The only other thing to remember is that the chain rule needs to be applied to all symbols as in: $$ \frac{d}{d\square}(y)^2=2(y)^1\frac{d}{d\square}(y) $$

Solution 2:

We are describing a physical process that happen during some time: The ladder is sliding down. Therefore, it is reasonable to assume that the observables $x,y,h$ depend on the time $t$ and (natura non facit saltas before the introduction of quantum theory) that these dependencies are smooth (continuous and differentiable). By the physical interpetation it is clear that at each time $t$, only one specific value of $x$ and $y$ and $h$ is valid.

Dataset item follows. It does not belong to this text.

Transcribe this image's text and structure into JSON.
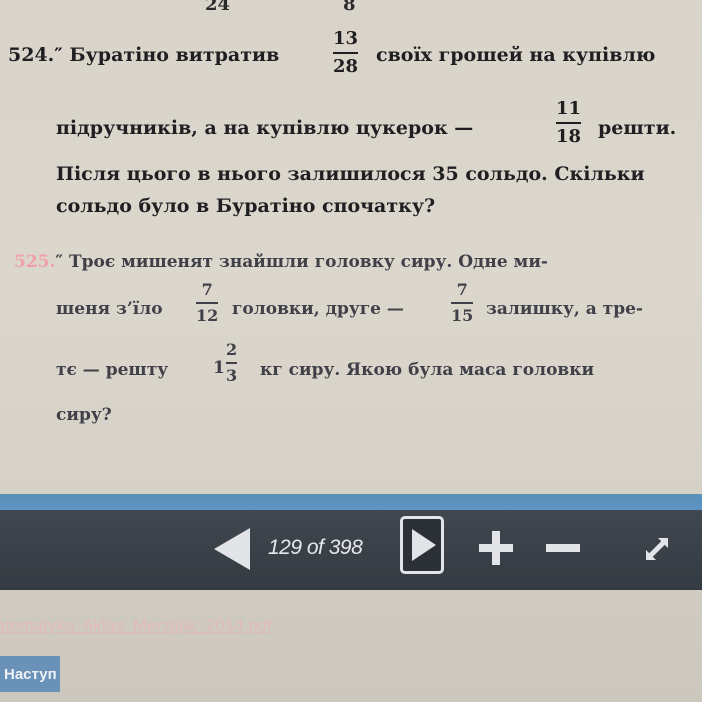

On the other hand, we are not guaranteed a priori that for each $x$ there is only one $y$ and one $h$ (the ladder might swing back and forth while changing its shape instead of just monotonically sliding down - under such circumstances several $y$-values might correspond to one $x$, which forbids us to view $y$ as a function of $x$).

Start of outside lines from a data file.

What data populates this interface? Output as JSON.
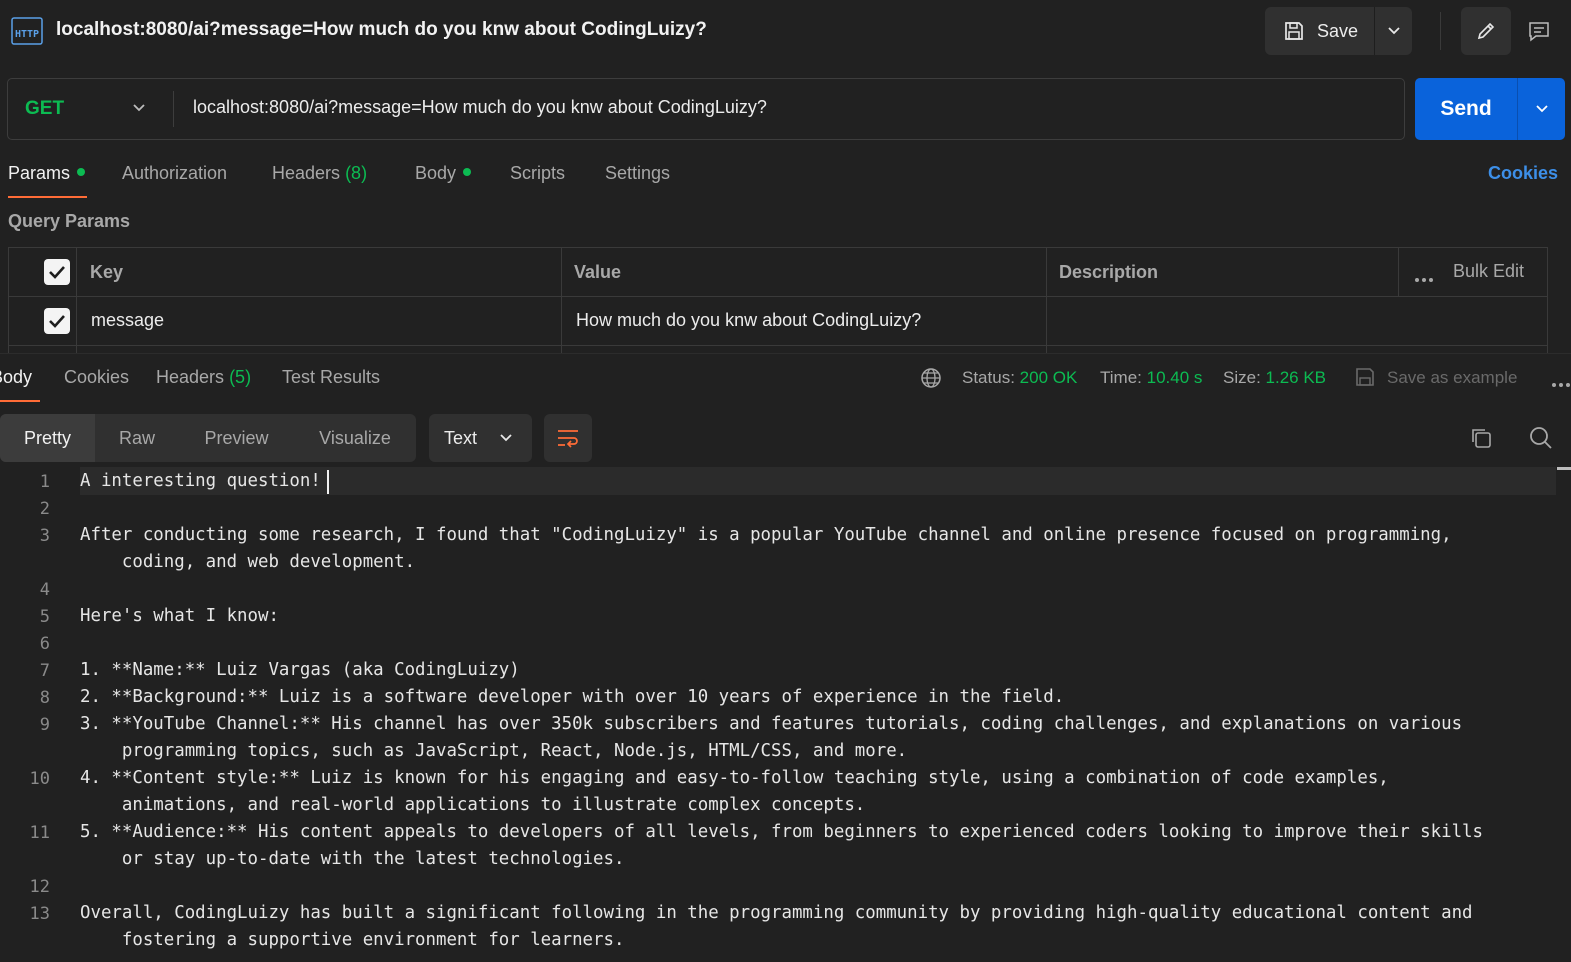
{
  "header": {
    "http_icon_label": "HTTP",
    "title": "localhost:8080/ai?message=How much do you knw about CodingLuizy?",
    "save_label": "Save"
  },
  "request": {
    "method": "GET",
    "url": "localhost:8080/ai?message=How much do you knw about CodingLuizy?",
    "send_label": "Send"
  },
  "request_tabs": {
    "params": "Params",
    "authorization": "Authorization",
    "headers": "Headers",
    "headers_count": "(8)",
    "body": "Body",
    "scripts": "Scripts",
    "settings": "Settings",
    "cookies": "Cookies"
  },
  "query_params": {
    "heading": "Query Params",
    "columns": {
      "key": "Key",
      "value": "Value",
      "description": "Description",
      "bulk_edit": "Bulk Edit"
    },
    "rows": [
      {
        "checked": true,
        "key": "message",
        "value": "How much do you knw about CodingLuizy?",
        "description": ""
      }
    ]
  },
  "response_tabs": {
    "body": "Body",
    "cookies": "Cookies",
    "headers": "Headers",
    "headers_count": "(5)",
    "test_results": "Test Results"
  },
  "response_meta": {
    "status_label": "Status:",
    "status_value": "200 OK",
    "time_label": "Time:",
    "time_value": "10.40 s",
    "size_label": "Size:",
    "size_value": "1.26 KB",
    "save_example": "Save as example"
  },
  "view": {
    "modes": [
      "Pretty",
      "Raw",
      "Preview",
      "Visualize"
    ],
    "format": "Text"
  },
  "colors": {
    "accent": "#ff6c37",
    "success": "#0cbb52",
    "send": "#0a63db",
    "link": "#3d8fe8"
  },
  "editor": {
    "lines": [
      {
        "n": "1",
        "text": "A interesting question!"
      },
      {
        "n": "2",
        "text": ""
      },
      {
        "n": "3",
        "text": "After conducting some research, I found that \"CodingLuizy\" is a popular YouTube channel and online presence focused on programming,",
        "cont": "    coding, and web development."
      },
      {
        "n": "4",
        "text": ""
      },
      {
        "n": "5",
        "text": "Here's what I know:"
      },
      {
        "n": "6",
        "text": ""
      },
      {
        "n": "7",
        "text": "1. **Name:** Luiz Vargas (aka CodingLuizy)"
      },
      {
        "n": "8",
        "text": "2. **Background:** Luiz is a software developer with over 10 years of experience in the field."
      },
      {
        "n": "9",
        "text": "3. **YouTube Channel:** His channel has over 350k subscribers and features tutorials, coding challenges, and explanations on various",
        "cont": "    programming topics, such as JavaScript, React, Node.js, HTML/CSS, and more."
      },
      {
        "n": "10",
        "text": "4. **Content style:** Luiz is known for his engaging and easy-to-follow teaching style, using a combination of code examples,",
        "cont": "    animations, and real-world applications to illustrate complex concepts."
      },
      {
        "n": "11",
        "text": "5. **Audience:** His content appeals to developers of all levels, from beginners to experienced coders looking to improve their skills",
        "cont": "    or stay up-to-date with the latest technologies."
      },
      {
        "n": "12",
        "text": ""
      },
      {
        "n": "13",
        "text": "Overall, CodingLuizy has built a significant following in the programming community by providing high-quality educational content and",
        "cont": "    fostering a supportive environment for learners."
      }
    ]
  }
}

So once we have established that we can work with functions $x(t), y(t),h(t)$, then $x^2+y^2=h^2$ becomes an equation of functions (because it holds for all $t$. As the derivative of a function depends only on the function and not on the expression we used to write the function down, we are allowed to apply the differential operator $\frac{\mathrm d}{\mathrm dt}$ to both sides. This is just the same as addin the same value to both sides of an equation or multiplying both sides by the same value.

$$ x(t)^2+y(t)^2=h(t)^2\quad\text{for all }t$$ implies $$\frac{\mathrm d}{\mathrm dt}\left( x(t)^2+y(t)^2\right)=\frac{\mathrm d}{\mathrm dt}\left(h(t)^2\right)\quad\text{for all }t.$$ The rest is just application of rules of differentiation (e.g. chain rule) to arrive at $$2x(t)\frac{\mathrm dx(t)}{\mathrm dt}+2y(t)\frac{\mathrm dy(t)}{\mathrm dt}=2h(t)\frac{\mathrm dh(t)}{\mathrm dt}\quad\text{for all }t.$$ In this specific problem, additionally we know that $h$ is constant, that is $h'=0$. This allows us to solve for $\frac{\frac{\mathrm dy(t)}{\mathrm dt}}{\frac{\mathrm dx(t)}{\mathrm dt}}$, which is in fact the same as $\frac{\mathrm dy(x)}{\mathrm dx}$ (naively by cancelling terms, but that can be made rigorous).

Solution 3:

For me, one of the keys to understanding implicit differentiation is that each variable in your example (and all other implicit differentiation problems) are all dependent variables (meaning functions of another independent variable). In your particular problem it would be time, $t$, that acts as the independent variable for each of the dependent variables. The $t$ is not an arbitrary choice, it comes from the application of those three quantities ($x, y, h$) as changing over time (meaning they are functions of time, or depend on time) in this specific physical situation.

So think of $x, y, h$ not as variables, but functions: $x(t), y(t), h(t)$. Now you are just applying the chain rule when differentiating them (the algorithm that you have memorized).

I'm not certain if this is helpful in your understanding, but ask some follow up questions in the comments and I can edit or answer further in the comments.